To overcome these challenges, we devised a FACs-based strategy that utilised both positive and negative selecting cell surface makers to isolate individual and intact BM-derived MSCs from all patient samples (n = 146 across 13 patient samples) for downstream next-generation-sequencing (NGS) of mtDNA. The success of single-cell sequencing and the accuracy of heteroplasmy detection is dependent on sample, template quantity and quality33. BM-derived MSCs are estimated to have ~ 800 copies of mtDNA65, which is on par with or higher than previous single-cell mtDNA sequencing experiments66,67,68. In line with this, we were able to successfully isolate and enrich mtDNA from all isolated MSCs. However, despite successful amplification of mtDNA in all cells, 47 MSCs fell below the quality control threshold, typically due to significant portions of low mtDNA coverage. In this instance, we preferred to offset the reduction in sample number, rather than reduce the confidence in heteroplasmy detection. For cells passing QC, we were able to identify somatic heteroplasmic variants. The count per cell and heteroplasmic fractions (HF) were comparable between samples. Overall, and similar to others69, the highest number of variants (after normalisation for sequence length) were observed in the D-Loop, followed by rRNA, protein-coding and finally tRNA regions. MSCs did appear to harbour an overrepresentation of non-synonymous somatic heteroplasmies and whilst the HFs were typically low (< 0.25), the vast majority were predicted to be pathogenic and thus have the potential to be functionally relevant.

This work provides insight into the origin of mtDNA variants in blood, bone, and skeletal tissues. MSCs respond to multiple different stimuli and differentiate into multiple cell lineages, such as bone, cartilage, adipose, muscle, tendon and stroma, or self-renew70. Tracking clonal expansion from one cell to daughter cells from in vivo samples is therefore very challenging. Thus, we do not know whether variants detected in MSCs play a role in respiratory deficiency seen in human osteoblasts, but it would be logical to conclude this could be the case. Taken together, our data suggest that MSCs can be accurately isolated and used to study mtDNA. Additionally, our data suggests that potentially pathogenic somatic heteroplasmic variation is relatively common in MSCs, albeit it at relatively low levels.

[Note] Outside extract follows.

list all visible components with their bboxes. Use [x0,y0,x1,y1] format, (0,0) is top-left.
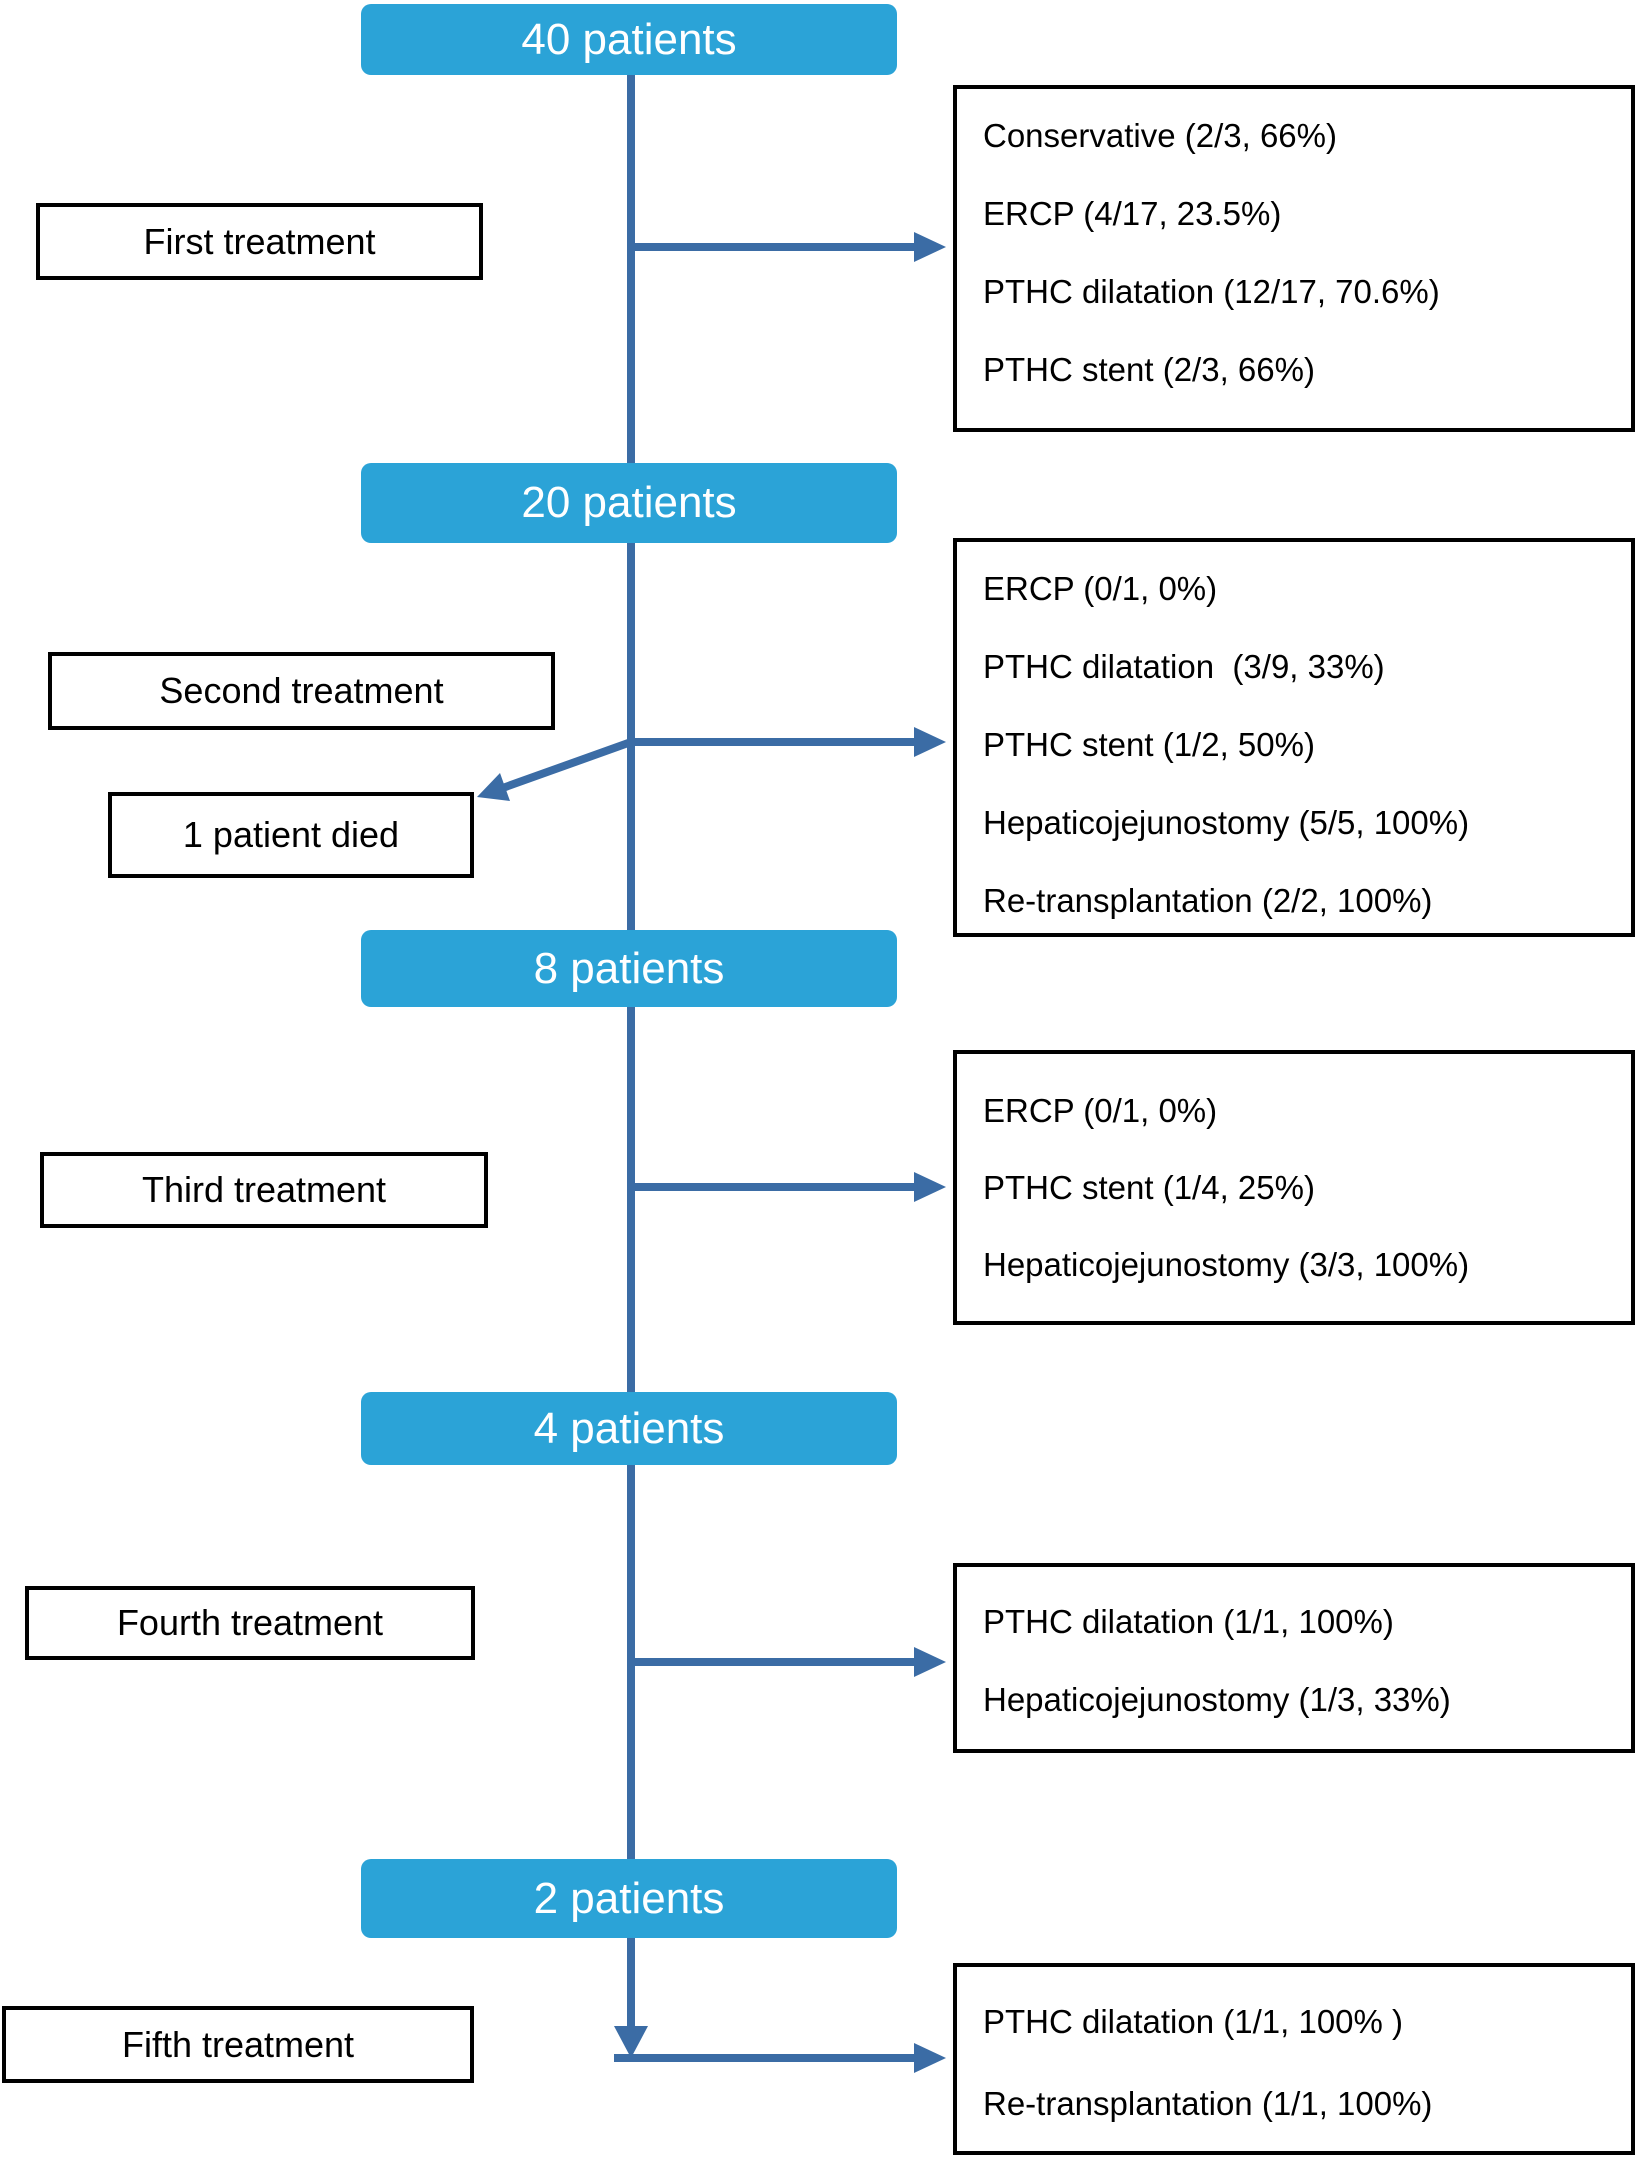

This is of particular interest given observations of respiratory chain deficiency in human osteoblasts during advancing age71. This mirrors deficiencies seen in in other disorders that are attributed to an age-related accumulation of somatic mtDNA variants22,23,72 and whilst investigations in dental tissue-derived MSCs identified some specific mtDNA pathogenic variants in MSCs65, work in BM-derived MSCs has been limited, restricted by sample availability. Our work shows that somatic variation does occur in early adulthood (i.e. patients 1 and 2 were aged 22 and 25 respectively at sampling) and similar to others31, suggests that studying clonal expansion of mtDNA variation in bone diseases could unlock some of the hidden pathology of these diseases. It is worth noting that investigating the dynamic relationship between somatic heteroplasmic variation and mitochondrial function is in itself challenging73 and would be compounded by the variation often observed between samples across age ranges74 and would require large sample numbers. For example, > 200 colon samples were required to establish the relevance of somatic heteroplasmic variants to the respiratory chain deficiency observed during human ageing74.

Conclusions

Several lines of evidence18,21,75,76 suggest that an age-related accumulation of somatic mtDNA variants contributes to disease20,34,71,74, including bone disease. In this proof-of-concept study, we provide evidence that somatic heteroplasmic variants are common in patient-derived MSCs, can reach high heteroplasmic fractions and have the potential to be pathogenic, overcoming the significant challenges of isolating and investigating patient-derived MSCs. This work suggests that a larger, cross-sectional study of mtDNA variation in bone disease is warranted.